Background: The discount rate is a key input for estimating the market value of a forest. Data collected in surveys of forest valuers from 1997 to 2017 indicate a reduction in implied discount rate (IDR) over time with lower IDRs for larger forests. The purpose of this study was to formally analyse these trends.

Methods: There are three steps to the analysis:
1. Relationships were developed for the IDR data from 1997 to 2017;
2. Further relationships were developed for IDR data from 2009 to 2017 for which forest size (i.e. net stocked area) rather than just size class is available; and
3. Detailed forest transaction data from 2011 to 2017 were used to develop a model to estimate average crop value from key variables including discount rate. This process allowed an analysis to confirm whether or not trends in discount rate with time and forest size were significant.

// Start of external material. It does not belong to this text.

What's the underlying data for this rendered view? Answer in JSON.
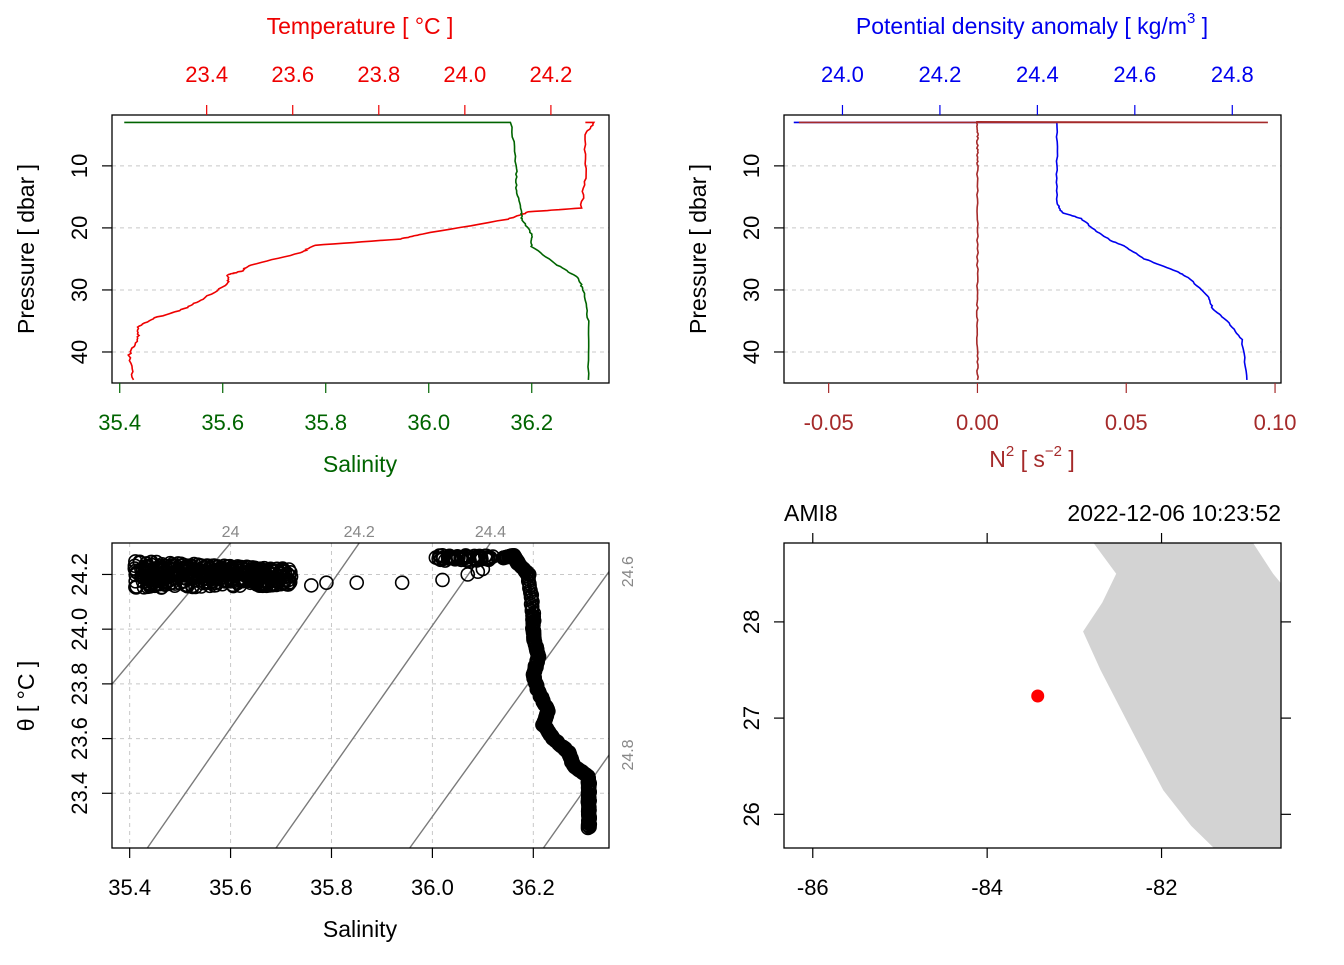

Results: Analysis of the implied discount rate (IDR) revealed that the reduction over time is significant and that the discount rate for large forests (>10,000 ha) has declined more than for smaller forests. Analysis of data from 2009, for which forest size rather than size class is available, showed that forest area has a significant effect on IDR. Finally, the discount rate within the crop-value model, developed using transaction data collected since 2011, was found to vary with time and forest size; i.e. discount rate decreased as time or forest size increased.

Conclusions: Overall, it can be concluded that the discount rates implicit in New Zealand forest transactions have declined over time, with the scale of the reduction depending on forest size.